Smartling, a SaaS translation service, uses human translators and a global edge network to render localized pages on-demand.

Tech Stack

C#.NETCrownpeakSmartlingVWO

Challenges & Solutions

App Screenshot

Choosing a Routing Method

The Problem

The Smartling GDN (global delivery network) provides two ways to integrate: DNS or adding a layer. Best practices for SEO dictates that translated sites should be served from subfolders rather than subdomains or a ccTLD. Subfolder routing would add a layer, which can have a noticebly negative effect on the time to first byte.

The Solution

A URL rewrite at the CDN prevented unnecessary trips to the origin and provided the second quickest path to Smartling’s GDN. The CDN was also configured to cache translated pages. Although this solution was not the quickest, it followed SEO best practices and provided us with greater flexibility for routing in other edge cases.

Locale-Specific Features

The Problem

Translating from one source introduces a host of issues:

  • “911” doesn’t need translating, but in other locales it may not exist or is a different number entirely, like 999 in the UK
  • Not all product features are available everywhere
  • The website may need to behave differently in some regions. For example: GDPR, CCPA, HIPAA, etc.
The Solution

Mis-translating words works when a feature exists across all translations, but when an entire section needs removing or complete replacement, a better solution looks a lot like personalization. Using VWO (Visual Website Optimizer) we were able to enable content editors to select and hide or replace web components.

The website’s JavaScript was altered to be aware of the URL, which contains the locale code. If a region requiring special treatment was detected, the lead form and tracking libraries adapted.

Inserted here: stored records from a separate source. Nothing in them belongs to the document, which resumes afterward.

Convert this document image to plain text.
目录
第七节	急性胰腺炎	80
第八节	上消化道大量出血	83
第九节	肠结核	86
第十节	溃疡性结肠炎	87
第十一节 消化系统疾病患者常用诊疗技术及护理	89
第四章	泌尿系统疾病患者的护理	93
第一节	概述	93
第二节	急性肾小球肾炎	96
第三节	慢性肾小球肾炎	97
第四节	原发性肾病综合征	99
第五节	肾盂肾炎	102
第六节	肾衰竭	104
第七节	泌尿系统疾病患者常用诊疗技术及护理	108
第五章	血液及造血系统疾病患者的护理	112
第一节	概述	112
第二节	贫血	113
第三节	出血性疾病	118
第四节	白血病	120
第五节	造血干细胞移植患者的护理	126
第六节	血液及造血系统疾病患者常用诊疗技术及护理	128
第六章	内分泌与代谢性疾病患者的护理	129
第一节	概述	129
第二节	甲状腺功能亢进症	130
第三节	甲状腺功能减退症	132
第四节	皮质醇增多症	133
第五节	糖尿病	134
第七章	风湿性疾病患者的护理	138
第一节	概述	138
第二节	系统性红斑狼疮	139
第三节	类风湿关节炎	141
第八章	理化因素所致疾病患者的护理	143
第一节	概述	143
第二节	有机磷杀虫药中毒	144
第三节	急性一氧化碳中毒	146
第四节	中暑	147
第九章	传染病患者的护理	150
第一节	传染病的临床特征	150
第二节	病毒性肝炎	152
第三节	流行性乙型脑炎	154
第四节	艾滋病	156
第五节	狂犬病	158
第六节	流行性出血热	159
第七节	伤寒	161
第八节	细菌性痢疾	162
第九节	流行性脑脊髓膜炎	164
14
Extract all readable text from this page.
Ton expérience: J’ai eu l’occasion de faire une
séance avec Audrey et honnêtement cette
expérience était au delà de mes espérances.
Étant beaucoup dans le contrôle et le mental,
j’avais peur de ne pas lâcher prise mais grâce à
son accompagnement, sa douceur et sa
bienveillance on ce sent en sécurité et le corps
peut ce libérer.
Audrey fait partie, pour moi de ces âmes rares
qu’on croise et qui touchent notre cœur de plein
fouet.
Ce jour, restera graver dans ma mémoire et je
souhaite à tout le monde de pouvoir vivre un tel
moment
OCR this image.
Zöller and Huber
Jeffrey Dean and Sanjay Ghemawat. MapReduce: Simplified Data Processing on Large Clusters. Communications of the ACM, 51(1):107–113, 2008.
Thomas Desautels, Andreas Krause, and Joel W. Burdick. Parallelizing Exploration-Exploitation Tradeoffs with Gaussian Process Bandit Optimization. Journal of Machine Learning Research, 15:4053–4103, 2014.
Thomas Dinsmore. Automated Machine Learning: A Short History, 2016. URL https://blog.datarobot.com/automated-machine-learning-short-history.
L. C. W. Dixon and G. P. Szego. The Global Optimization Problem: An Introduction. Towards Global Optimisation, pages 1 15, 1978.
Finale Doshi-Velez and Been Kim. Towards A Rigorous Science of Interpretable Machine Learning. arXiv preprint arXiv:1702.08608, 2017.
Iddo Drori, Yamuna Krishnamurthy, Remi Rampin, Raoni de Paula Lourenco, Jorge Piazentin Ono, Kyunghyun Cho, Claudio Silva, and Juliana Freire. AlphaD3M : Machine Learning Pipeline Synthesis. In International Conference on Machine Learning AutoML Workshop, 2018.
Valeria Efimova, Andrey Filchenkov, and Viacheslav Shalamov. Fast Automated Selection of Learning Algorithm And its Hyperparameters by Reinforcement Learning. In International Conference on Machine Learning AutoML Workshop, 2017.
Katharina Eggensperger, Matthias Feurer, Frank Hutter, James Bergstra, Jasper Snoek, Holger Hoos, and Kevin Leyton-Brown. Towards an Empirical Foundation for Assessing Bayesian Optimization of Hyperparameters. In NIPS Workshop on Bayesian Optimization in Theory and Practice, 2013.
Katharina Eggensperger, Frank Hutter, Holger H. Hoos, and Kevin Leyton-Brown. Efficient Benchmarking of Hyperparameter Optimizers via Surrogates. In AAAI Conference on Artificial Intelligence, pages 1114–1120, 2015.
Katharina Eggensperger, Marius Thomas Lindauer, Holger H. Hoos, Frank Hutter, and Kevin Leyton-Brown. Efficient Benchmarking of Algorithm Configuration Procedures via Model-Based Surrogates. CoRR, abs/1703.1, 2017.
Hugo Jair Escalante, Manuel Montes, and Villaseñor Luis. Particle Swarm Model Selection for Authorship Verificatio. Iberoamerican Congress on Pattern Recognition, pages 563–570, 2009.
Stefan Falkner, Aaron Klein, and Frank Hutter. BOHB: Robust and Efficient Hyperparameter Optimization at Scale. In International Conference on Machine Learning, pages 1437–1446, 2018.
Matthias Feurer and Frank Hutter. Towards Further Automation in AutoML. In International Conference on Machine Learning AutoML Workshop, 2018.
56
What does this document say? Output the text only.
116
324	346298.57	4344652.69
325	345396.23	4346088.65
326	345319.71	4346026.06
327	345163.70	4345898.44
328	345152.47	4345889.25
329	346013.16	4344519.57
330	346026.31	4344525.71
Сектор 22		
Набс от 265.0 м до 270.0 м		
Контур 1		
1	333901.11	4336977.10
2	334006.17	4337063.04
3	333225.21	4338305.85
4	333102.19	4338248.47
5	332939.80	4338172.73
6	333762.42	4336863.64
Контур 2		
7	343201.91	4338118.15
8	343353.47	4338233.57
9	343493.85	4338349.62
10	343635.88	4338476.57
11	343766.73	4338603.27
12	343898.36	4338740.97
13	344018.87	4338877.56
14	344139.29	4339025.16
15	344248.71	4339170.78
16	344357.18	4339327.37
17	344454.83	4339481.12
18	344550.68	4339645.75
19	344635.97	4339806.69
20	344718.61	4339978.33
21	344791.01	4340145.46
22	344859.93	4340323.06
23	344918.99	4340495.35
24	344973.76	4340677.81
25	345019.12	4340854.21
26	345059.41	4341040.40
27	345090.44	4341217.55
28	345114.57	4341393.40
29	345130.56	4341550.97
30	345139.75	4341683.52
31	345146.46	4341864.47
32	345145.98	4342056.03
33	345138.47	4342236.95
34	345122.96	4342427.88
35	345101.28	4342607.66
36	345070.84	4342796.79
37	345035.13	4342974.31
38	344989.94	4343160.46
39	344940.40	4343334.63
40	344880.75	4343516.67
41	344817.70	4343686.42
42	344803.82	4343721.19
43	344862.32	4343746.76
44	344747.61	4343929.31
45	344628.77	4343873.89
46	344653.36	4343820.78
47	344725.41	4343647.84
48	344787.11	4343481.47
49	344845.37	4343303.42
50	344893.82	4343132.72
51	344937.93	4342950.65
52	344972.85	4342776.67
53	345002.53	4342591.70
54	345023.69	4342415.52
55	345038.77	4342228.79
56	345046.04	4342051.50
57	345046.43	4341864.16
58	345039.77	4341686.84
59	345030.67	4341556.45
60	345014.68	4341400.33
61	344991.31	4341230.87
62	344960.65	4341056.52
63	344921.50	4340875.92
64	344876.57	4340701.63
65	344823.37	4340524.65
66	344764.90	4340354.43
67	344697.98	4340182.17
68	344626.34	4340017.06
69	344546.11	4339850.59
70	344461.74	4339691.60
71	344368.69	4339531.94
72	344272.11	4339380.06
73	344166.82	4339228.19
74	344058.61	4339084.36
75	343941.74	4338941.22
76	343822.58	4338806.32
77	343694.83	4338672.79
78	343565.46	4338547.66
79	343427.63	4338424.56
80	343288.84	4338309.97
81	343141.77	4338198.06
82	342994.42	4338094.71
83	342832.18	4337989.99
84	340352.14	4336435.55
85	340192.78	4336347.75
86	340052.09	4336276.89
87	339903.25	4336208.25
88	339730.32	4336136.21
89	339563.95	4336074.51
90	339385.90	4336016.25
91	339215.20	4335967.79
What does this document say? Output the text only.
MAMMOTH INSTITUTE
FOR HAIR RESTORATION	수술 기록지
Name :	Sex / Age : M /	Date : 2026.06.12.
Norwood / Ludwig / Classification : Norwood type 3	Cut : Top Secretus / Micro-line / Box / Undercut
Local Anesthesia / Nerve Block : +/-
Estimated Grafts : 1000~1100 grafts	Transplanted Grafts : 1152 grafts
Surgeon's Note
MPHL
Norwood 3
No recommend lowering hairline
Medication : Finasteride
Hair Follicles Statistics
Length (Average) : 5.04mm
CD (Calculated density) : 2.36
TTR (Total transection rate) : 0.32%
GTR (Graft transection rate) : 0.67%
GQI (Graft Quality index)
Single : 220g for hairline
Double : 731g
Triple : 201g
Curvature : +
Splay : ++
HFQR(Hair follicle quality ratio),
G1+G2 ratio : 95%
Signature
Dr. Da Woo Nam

UPDATE: Smartling now has several solutions for these problems. My solutions may still be applicable under unique circumstances, but do not replicate what I’ve done before consulting the Smartling docs.

Sitemap

The Problem

Our sitemap was generated by the CMS, which was completely unaware of the translated pages. This completely broke our sitemap and required a custom solution.

The Solution

A script was created to process the system-generated sitemap. On a Cron job that runs after the system’s, the script would add the 12 languages to the translation set in the XML. This solution was maintenance-free, but with the tradeoff that every English page MUST have a translated copy, otherwise the broken link would trigger alerts in SEO tools.